Periodontal probing, combined with an occlusal assessment and often a radiograph, is essential when considering a differential diagnosis of root fracture. Many retreatment procedures (both coronal and surgical) are performed unnecessarily because an undetected root fracture was the actual cause of the problems. A fairly consistent pocket depth around the tooth suggests the problem is likely to be of periodontal origin; an increase in pocket depth at a particular point suggests a fracture has occurred (Figs 1-9a to 1-9c).
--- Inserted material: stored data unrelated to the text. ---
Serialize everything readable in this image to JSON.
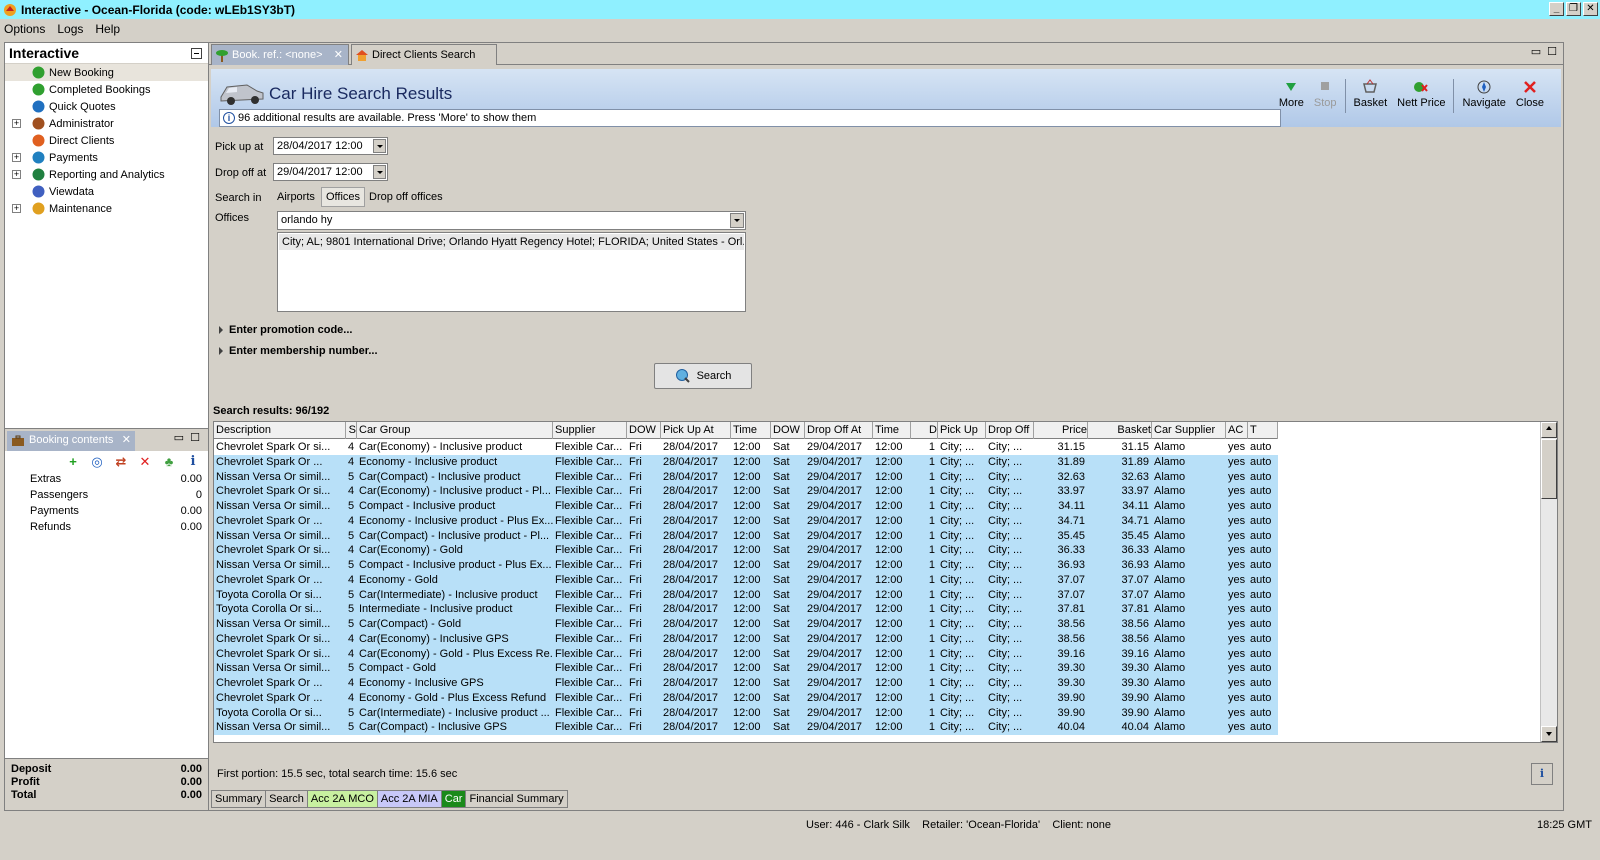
{
  "window": {
    "title": "Interactive - Ocean-Florida (code: wLEb1SY3bT)",
    "controls": [
      "_",
      "❐",
      "✕"
    ]
  },
  "menu": {
    "options": "Options",
    "logs": "Logs",
    "help": "Help"
  },
  "nav": {
    "title": "Interactive",
    "items": [
      {
        "label": "New Booking",
        "expandable": false
      },
      {
        "label": "Completed Bookings",
        "expandable": false
      },
      {
        "label": "Quick Quotes",
        "expandable": false
      },
      {
        "label": "Administrator",
        "expandable": true
      },
      {
        "label": "Direct Clients",
        "expandable": false
      },
      {
        "label": "Payments",
        "expandable": true
      },
      {
        "label": "Reporting and Analytics",
        "expandable": true
      },
      {
        "label": "Viewdata",
        "expandable": false
      },
      {
        "label": "Maintenance",
        "expandable": true
      }
    ]
  },
  "booking_contents": {
    "tab_label": "Booking contents",
    "rows": [
      {
        "label": "Extras",
        "value": "0.00"
      },
      {
        "label": "Passengers",
        "value": "0"
      },
      {
        "label": "Payments",
        "value": "0.00"
      },
      {
        "label": "Refunds",
        "value": "0.00"
      }
    ],
    "totals": [
      {
        "label": "Deposit",
        "value": "0.00"
      },
      {
        "label": "Profit",
        "value": "0.00"
      },
      {
        "label": "Total",
        "value": "0.00"
      }
    ]
  },
  "doc_tabs": {
    "active": "Book. ref.: <none>",
    "other": "Direct Clients Search"
  },
  "page": {
    "title": "Car Hire Search Results",
    "info": "96 additional results are available. Press 'More' to show them"
  },
  "toolbar": {
    "more": "More",
    "stop": "Stop",
    "basket": "Basket",
    "nett_price": "Nett Price",
    "navigate": "Navigate",
    "close": "Close"
  },
  "form": {
    "pickup_label": "Pick up at",
    "pickup_value": "28/04/2017 12:00",
    "dropoff_label": "Drop off at",
    "dropoff_value": "29/04/2017 12:00",
    "search_in_label": "Search in",
    "search_in_options": [
      "Airports",
      "Offices",
      "Drop off offices"
    ],
    "search_in_selected": "Offices",
    "offices_label": "Offices",
    "offices_value": "orlando hy",
    "office_result": "City; AL; 9801 International Drive; Orlando Hyatt Regency Hotel; FLORIDA; United States - Orl...",
    "promo": "Enter promotion code...",
    "membership": "Enter membership number...",
    "search_button": "Search"
  },
  "results": {
    "label": "Search results: 96/192",
    "columns": [
      "Description",
      "S",
      "Car Group",
      "Supplier",
      "DOW",
      "Pick Up At",
      "Time",
      "DOW",
      "Drop Off At",
      "Time",
      "D",
      "Pick Up",
      "Drop Off",
      "Price",
      "Basket",
      "Car Supplier",
      "AC",
      "T"
    ],
    "rows": [
      [
        "Chevrolet Spark Or si...",
        "4",
        "Car(Economy) - Inclusive product",
        "Flexible Car...",
        "Fri",
        "28/04/2017",
        "12:00",
        "Sat",
        "29/04/2017",
        "12:00",
        "1",
        "City; ...",
        "City; ...",
        "31.15",
        "31.15",
        "Alamo",
        "yes",
        "auto"
      ],
      [
        "Chevrolet  Spark Or ...",
        "4",
        "Economy - Inclusive product",
        "Flexible Car...",
        "Fri",
        "28/04/2017",
        "12:00",
        "Sat",
        "29/04/2017",
        "12:00",
        "1",
        "City; ...",
        "City; ...",
        "31.89",
        "31.89",
        "Alamo",
        "yes",
        "auto"
      ],
      [
        "Nissan Versa Or simil...",
        "5",
        "Car(Compact) - Inclusive product",
        "Flexible Car...",
        "Fri",
        "28/04/2017",
        "12:00",
        "Sat",
        "29/04/2017",
        "12:00",
        "1",
        "City; ...",
        "City; ...",
        "32.63",
        "32.63",
        "Alamo",
        "yes",
        "auto"
      ],
      [
        "Chevrolet Spark Or si...",
        "4",
        "Car(Economy) - Inclusive product - Pl...",
        "Flexible Car...",
        "Fri",
        "28/04/2017",
        "12:00",
        "Sat",
        "29/04/2017",
        "12:00",
        "1",
        "City; ...",
        "City; ...",
        "33.97",
        "33.97",
        "Alamo",
        "yes",
        "auto"
      ],
      [
        "Nissan Versa Or simil...",
        "5",
        "Compact - Inclusive product",
        "Flexible Car...",
        "Fri",
        "28/04/2017",
        "12:00",
        "Sat",
        "29/04/2017",
        "12:00",
        "1",
        "City; ...",
        "City; ...",
        "34.11",
        "34.11",
        "Alamo",
        "yes",
        "auto"
      ],
      [
        "Chevrolet  Spark Or ...",
        "4",
        "Economy - Inclusive product - Plus Ex...",
        "Flexible Car...",
        "Fri",
        "28/04/2017",
        "12:00",
        "Sat",
        "29/04/2017",
        "12:00",
        "1",
        "City; ...",
        "City; ...",
        "34.71",
        "34.71",
        "Alamo",
        "yes",
        "auto"
      ],
      [
        "Nissan Versa Or simil...",
        "5",
        "Car(Compact) - Inclusive product - Pl...",
        "Flexible Car...",
        "Fri",
        "28/04/2017",
        "12:00",
        "Sat",
        "29/04/2017",
        "12:00",
        "1",
        "City; ...",
        "City; ...",
        "35.45",
        "35.45",
        "Alamo",
        "yes",
        "auto"
      ],
      [
        "Chevrolet Spark Or si...",
        "4",
        "Car(Economy) - Gold",
        "Flexible Car...",
        "Fri",
        "28/04/2017",
        "12:00",
        "Sat",
        "29/04/2017",
        "12:00",
        "1",
        "City; ...",
        "City; ...",
        "36.33",
        "36.33",
        "Alamo",
        "yes",
        "auto"
      ],
      [
        "Nissan Versa Or simil...",
        "5",
        "Compact - Inclusive product - Plus Ex...",
        "Flexible Car...",
        "Fri",
        "28/04/2017",
        "12:00",
        "Sat",
        "29/04/2017",
        "12:00",
        "1",
        "City; ...",
        "City; ...",
        "36.93",
        "36.93",
        "Alamo",
        "yes",
        "auto"
      ],
      [
        "Chevrolet  Spark Or ...",
        "4",
        "Economy - Gold",
        "Flexible Car...",
        "Fri",
        "28/04/2017",
        "12:00",
        "Sat",
        "29/04/2017",
        "12:00",
        "1",
        "City; ...",
        "City; ...",
        "37.07",
        "37.07",
        "Alamo",
        "yes",
        "auto"
      ],
      [
        "Toyota Corolla Or si...",
        "5",
        "Car(Intermediate) - Inclusive product",
        "Flexible Car...",
        "Fri",
        "28/04/2017",
        "12:00",
        "Sat",
        "29/04/2017",
        "12:00",
        "1",
        "City; ...",
        "City; ...",
        "37.07",
        "37.07",
        "Alamo",
        "yes",
        "auto"
      ],
      [
        "Toyota Corolla Or si...",
        "5",
        "Intermediate - Inclusive product",
        "Flexible Car...",
        "Fri",
        "28/04/2017",
        "12:00",
        "Sat",
        "29/04/2017",
        "12:00",
        "1",
        "City; ...",
        "City; ...",
        "37.81",
        "37.81",
        "Alamo",
        "yes",
        "auto"
      ],
      [
        "Nissan Versa Or simil...",
        "5",
        "Car(Compact) - Gold",
        "Flexible Car...",
        "Fri",
        "28/04/2017",
        "12:00",
        "Sat",
        "29/04/2017",
        "12:00",
        "1",
        "City; ...",
        "City; ...",
        "38.56",
        "38.56",
        "Alamo",
        "yes",
        "auto"
      ],
      [
        "Chevrolet Spark Or si...",
        "4",
        "Car(Economy) - Inclusive GPS",
        "Flexible Car...",
        "Fri",
        "28/04/2017",
        "12:00",
        "Sat",
        "29/04/2017",
        "12:00",
        "1",
        "City; ...",
        "City; ...",
        "38.56",
        "38.56",
        "Alamo",
        "yes",
        "auto"
      ],
      [
        "Chevrolet Spark Or si...",
        "4",
        "Car(Economy) - Gold - Plus Excess Re...",
        "Flexible Car...",
        "Fri",
        "28/04/2017",
        "12:00",
        "Sat",
        "29/04/2017",
        "12:00",
        "1",
        "City; ...",
        "City; ...",
        "39.16",
        "39.16",
        "Alamo",
        "yes",
        "auto"
      ],
      [
        "Nissan Versa Or simil...",
        "5",
        "Compact - Gold",
        "Flexible Car...",
        "Fri",
        "28/04/2017",
        "12:00",
        "Sat",
        "29/04/2017",
        "12:00",
        "1",
        "City; ...",
        "City; ...",
        "39.30",
        "39.30",
        "Alamo",
        "yes",
        "auto"
      ],
      [
        "Chevrolet  Spark Or ...",
        "4",
        "Economy - Inclusive GPS",
        "Flexible Car...",
        "Fri",
        "28/04/2017",
        "12:00",
        "Sat",
        "29/04/2017",
        "12:00",
        "1",
        "City; ...",
        "City; ...",
        "39.30",
        "39.30",
        "Alamo",
        "yes",
        "auto"
      ],
      [
        "Chevrolet  Spark Or ...",
        "4",
        "Economy - Gold - Plus Excess Refund",
        "Flexible Car...",
        "Fri",
        "28/04/2017",
        "12:00",
        "Sat",
        "29/04/2017",
        "12:00",
        "1",
        "City; ...",
        "City; ...",
        "39.90",
        "39.90",
        "Alamo",
        "yes",
        "auto"
      ],
      [
        "Toyota Corolla Or si...",
        "5",
        "Car(Intermediate) - Inclusive product ...",
        "Flexible Car...",
        "Fri",
        "28/04/2017",
        "12:00",
        "Sat",
        "29/04/2017",
        "12:00",
        "1",
        "City; ...",
        "City; ...",
        "39.90",
        "39.90",
        "Alamo",
        "yes",
        "auto"
      ],
      [
        "Nissan Versa Or simil...",
        "5",
        "Car(Compact) - Inclusive GPS",
        "Flexible Car...",
        "Fri",
        "28/04/2017",
        "12:00",
        "Sat",
        "29/04/2017",
        "12:00",
        "1",
        "City; ...",
        "City; ...",
        "40.04",
        "40.04",
        "Alamo",
        "yes",
        "auto"
      ]
    ],
    "timing": "First portion: 15.5 sec, total search time: 15.6 sec"
  },
  "bottom_tabs": [
    {
      "label": "Summary",
      "color": "#d4d0c8",
      "fg": "#000000"
    },
    {
      "label": "Search",
      "color": "#d4d0c8",
      "fg": "#000000"
    },
    {
      "label": "Acc 2A MCO",
      "color": "#c8f0a0",
      "fg": "#000000"
    },
    {
      "label": "Acc 2A MIA",
      "color": "#c8c8f8",
      "fg": "#000000"
    },
    {
      "label": "Car",
      "color": "#1a8a1a",
      "fg": "#ffffff"
    },
    {
      "label": "Financial Summary",
      "color": "#d4d0c8",
      "fg": "#000000"
    }
  ],
  "statusbar": {
    "user": "User: 446 - Clark Silk",
    "retailer": "Retailer: 'Ocean-Florida'",
    "client": "Client: none",
    "clock": "18:25 GMT"
  }
}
Restorability of the tooth
The objective in treating a tooth endodontically is to allow it to remain as a functional unit in the arch. A tooth that has extensive caries or that has broken down and has little function or value in the overall treatment plan should not be restored. A tooth with a caries lesion that extends subgingivally may need periodontal intervention first to restore the biologic width. Where possible, crown lengthening should be completed prior to retreatment; this creates more favorable conditions for each stage of treatment. For the endodontist, the crown lengthening makes it easier to place a rubber dam clamp and allows the tooth to be restored before treatment; in this way the four-walled access cavity creates a reservoir for the irrigant. Crown lengthening also enables placement of a stable temporary dressing that is capable of resisting occlusal forces and preventing bacterial leakage. In the phase following endodontic treatment, the visibility gained by crown lengthening simplifies the placement of the final restoration. This helps to ensure long-term periodontal health and, above all, makes a good coronal seal possible.